Thursday, July 28, 2011

I Stand With Planned Parenthood.


Planned Parenthood Staff & Volunteers with Van Jones

You have to be in love with your job when it’s the middle of the day and you’re off to the Capitol for a rally. Of course, better that we were not in a situation where our basic human safety net, including Medicaid, Medicare and social security, were at such risk.

For the clients Planned Parenthood sees, Medicaid is an absolutely essential “benefit,” which helps pay for (but does not completely cover) basic health services such as Pap smears, cancer screenings and STI testing. As we saw in Indiana earlier this summer, cutting Medicaid simply means that more women are forced to go without care. For any fiscal conservatives, that should ring a warning bell. In addition to putting women’s health at risk—it actually ends up costing everyone more in the long term.

Many groups were at the rally today…and more can be found at rebuildthedream.com. For our part, we ended on a positive note: delivering the many signed petitions we have supporting birth control as a preventative service to the Department of Health and Human Services. The recent IOM recommendation was a boon for women’s health care: let’s ensure we keep moving forwards, and not backwards.

Update: More about the rally in this NPR story.

Tuesday, July 19, 2011

Access Matters


It’s been an incredible and incredibly busy two weeks at PPFA.

Last week saw the influx of about 600 youth and affiliate members and staff to learn more about the ongoing Medicaid fight, and to speak with their members of Congress. The entire week was a flurry of trainings on Title X, 340 B drug pricing, advocacy best tips and even international health 101. My team mostly concentrated on the 400 or so youth (high school and college) who had come in as peer educators and VOX leaders—with the theme of making the connection between local reproductive rights and the fight for global health. One of our major tools is the new Christy Turlington Burns film—more about that here. My main task was to figure out the breakout sessions around that and to also put together an advocacy toolkit we can roll out on college campuses this coming fall. I was overall very impressed with both the knowledge of the crowd and the overall commitment to Planned Parenthood’s mission—I wish I had been so involved when I was in high school.

Since the conference, my work has concentrated mostly on gearing up for the upcoming fights on UNFPA defunding and global gag rule imposition. Various bills and reauthorizations are coming down the pipeline, and we are expecting a number of anti-choice provisions to be introduced either as amendments or as bill language.

This morning, PPFA staff was privileged to tour a local PP health facility to gain a better understanding of what, exactly, our affiliates do. Security is an even bigger deal there than it is here at HQ—as we were filing in, a large mass of likely protesters began congregating outside the doors. It makes your heart break for the (mostly women) who have to walk by these protesters and endure their taunts just to get access to birth control or to get an STI test—which is what the vast majority of these particular clinic’s services are (see graph below). It drove home in black and white how much of a social justice issue access to birth control really is.




Monday, July 11, 2011

Lots to do this week!

This week will be an extremely busy one at the DC PPFA offices! Hopefully I will get a chance to update throughout the week.

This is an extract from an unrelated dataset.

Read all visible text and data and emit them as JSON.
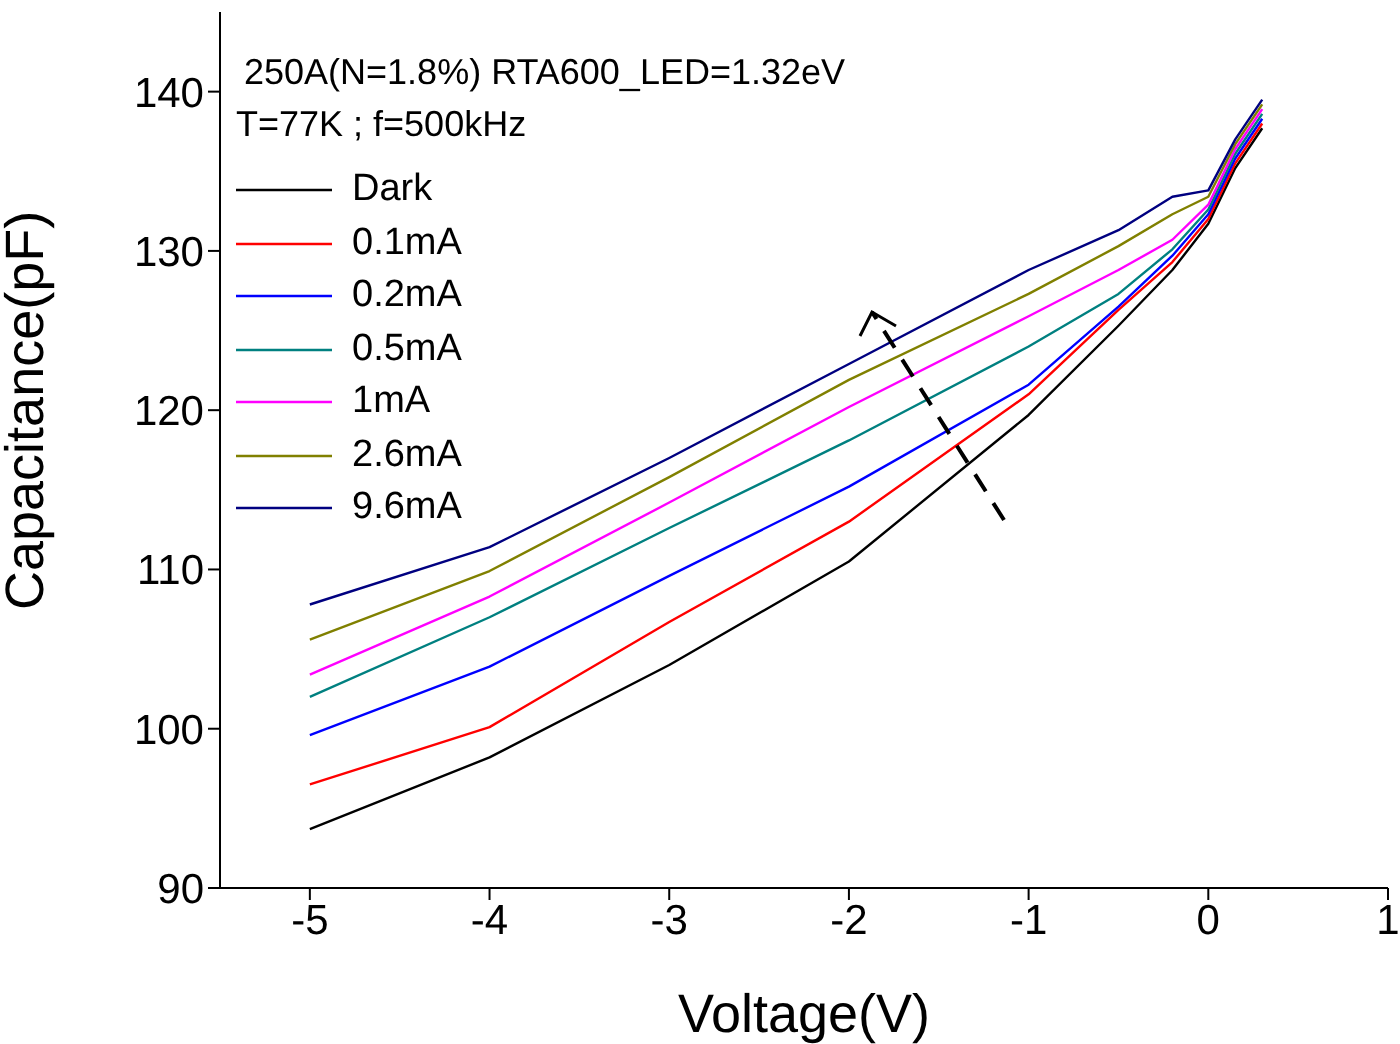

A note on pictures/activity specifics: understandably, PPFA needs to be very cautious re pictures/specific details on projects/etc., as there are many anti-choice groups out there and security is appropriately tight. Nevertheless, I hope to be able to share visually some of the activities from the week...stay tuned!

Thursday, July 7, 2011

The perks of being an intern...

A lot is happening in the world of Planned Parenthood, and I could not be more excited to be a part of it. Somehow, throughout the continued attempts to restrict women’s health care, PPFA rallies at the last minute to ensure that essential services are preserved. Last week, in the midst of the attempted shutdown of abortion clinics in Kansas, we actually got to meet and have lunch with the amazing staff attorneys involved in “impact legislation” for Planned Parenthood. These are the women joining the doctors and nurses administering care on the front lines, filing lawsuits on behalf of Planned Parenthood and their clients every time a state legislature passes a law that may be unconstitutional. We also got a sneak peek behind the scenes at the Kansas fight and the kinds of “licensing requirements” with which the clinics were supposed to comply—which were indicative of the state legislature’s political stance against Planned Parenthood, rather than licensing concerns (more about that in the HuffPo article linked to above).

For now, at least, women of Kansas and mid-Missouri will be able to continue to access services. For me, these intern lunches present an amazing opportunity to hear from women who have spent their lives defending not just a woman’s right to choose, but a woman’s ability to access affordable health care.

And yesterday? We met and spoke with Cecile Richards. It was AMAZING. More on that...and what I'm actually doing in a later post!